One time a Facebook friend posted this extremely interestingly worded question for the world to ponder that she heard someone ask on a radio talk show: What are you doing when you feel most beautiful? I don’t know why, maybe it was the gravity of all I had been enduring, but that question left me in awe for three full days. Deep in contemplation, I realized I rarely feel beautiful. Maybe there are days where I think I may kind of sort of look beautiful because my makeup was “on fleek” (as the kids today say) but ten minutes into the day, when the concealer smudges, I don’t see the beauty. Every hour of those next three days I paid extra attention to my routines and wondered when do I feel beautiful. Feel.

Then, on that third day, in my ten second water break during my dance workout, facing the wall mirror with a completely shameful looking frizzy Shakira-wannabe hairstyle, sweaty forehead, red cheeks and drenched tank, I saw the aftermath of feeling beautiful. Emphasis on that phrasing: the aftermath of feeling beautiful.

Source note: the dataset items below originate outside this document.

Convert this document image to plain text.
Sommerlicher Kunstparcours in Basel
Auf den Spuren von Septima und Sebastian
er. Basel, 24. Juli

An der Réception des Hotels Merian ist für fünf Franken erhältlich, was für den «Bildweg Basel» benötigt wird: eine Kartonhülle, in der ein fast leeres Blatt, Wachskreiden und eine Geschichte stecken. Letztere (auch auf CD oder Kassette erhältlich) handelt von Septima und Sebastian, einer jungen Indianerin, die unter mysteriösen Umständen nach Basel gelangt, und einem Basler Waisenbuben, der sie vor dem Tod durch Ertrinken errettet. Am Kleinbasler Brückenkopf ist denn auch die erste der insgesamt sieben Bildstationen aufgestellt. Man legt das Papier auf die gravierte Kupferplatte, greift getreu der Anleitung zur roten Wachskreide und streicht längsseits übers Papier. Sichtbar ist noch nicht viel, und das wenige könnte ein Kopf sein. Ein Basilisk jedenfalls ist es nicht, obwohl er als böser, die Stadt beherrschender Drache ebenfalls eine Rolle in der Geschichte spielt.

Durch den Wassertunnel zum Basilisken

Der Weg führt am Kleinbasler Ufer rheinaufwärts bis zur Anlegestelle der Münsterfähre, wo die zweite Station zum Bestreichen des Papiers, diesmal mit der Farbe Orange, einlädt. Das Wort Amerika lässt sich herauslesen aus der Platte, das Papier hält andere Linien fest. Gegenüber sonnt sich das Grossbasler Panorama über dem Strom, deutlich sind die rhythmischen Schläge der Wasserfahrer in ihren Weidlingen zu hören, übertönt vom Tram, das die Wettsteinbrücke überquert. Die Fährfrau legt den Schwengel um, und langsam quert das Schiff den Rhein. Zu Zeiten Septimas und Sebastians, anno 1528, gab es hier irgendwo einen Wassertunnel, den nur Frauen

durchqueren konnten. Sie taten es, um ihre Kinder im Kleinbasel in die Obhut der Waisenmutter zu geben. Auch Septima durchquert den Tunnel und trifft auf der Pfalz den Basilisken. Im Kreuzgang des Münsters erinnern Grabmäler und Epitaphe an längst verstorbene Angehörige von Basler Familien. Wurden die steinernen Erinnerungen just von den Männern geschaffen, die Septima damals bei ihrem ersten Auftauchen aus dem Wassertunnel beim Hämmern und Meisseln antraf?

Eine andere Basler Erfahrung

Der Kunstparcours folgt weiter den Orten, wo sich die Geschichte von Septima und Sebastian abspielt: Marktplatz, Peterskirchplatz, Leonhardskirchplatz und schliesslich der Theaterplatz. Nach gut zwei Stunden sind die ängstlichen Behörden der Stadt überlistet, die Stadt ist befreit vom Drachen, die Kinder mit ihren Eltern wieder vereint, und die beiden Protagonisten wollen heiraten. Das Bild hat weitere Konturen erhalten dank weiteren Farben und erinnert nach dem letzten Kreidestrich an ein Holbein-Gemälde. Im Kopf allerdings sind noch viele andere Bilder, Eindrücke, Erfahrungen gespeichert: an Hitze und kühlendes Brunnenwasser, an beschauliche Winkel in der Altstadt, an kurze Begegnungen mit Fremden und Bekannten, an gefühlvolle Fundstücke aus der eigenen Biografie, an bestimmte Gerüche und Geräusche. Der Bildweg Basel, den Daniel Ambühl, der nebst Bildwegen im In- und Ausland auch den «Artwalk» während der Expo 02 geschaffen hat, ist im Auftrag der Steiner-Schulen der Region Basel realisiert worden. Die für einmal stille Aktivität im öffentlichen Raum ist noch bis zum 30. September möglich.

The elevating sense of liberation created from every dance step is indescribable. When that choreography finally clicks and flows the way it should in synchrony with the song I’ve been studying for weeks, I feel beautiful. It’s like I’m lost and found all at once and that’s the best oxymoron to be engulfed in when you’re losing what you want to lose from yourself and finding what you’ve been searching for.

There’s something absolutely powerful about a woman who feels beautiful because it means she is ready to face the world with confidence in who she is internally. It is when that music takes over that I feel invincible, quite similar to the sensation of writing that last sentence of an article or closing a poem. But I guess I can see why the religious police finds this equation concerning. Feeling Beautiful + Woman = DANGEROUS POWER. I look forward to the day when that power is not labeled an intimidation. A day where we’re constantly enabled to feel beautiful instead of expected to only look beautiful, and allowed to stand on that platform of confidence.

Until then, bring on the chips and salsa and let’s celebrate the dangerous scandal of feeling beautiful, finding our courage, remembering our worth and dancing!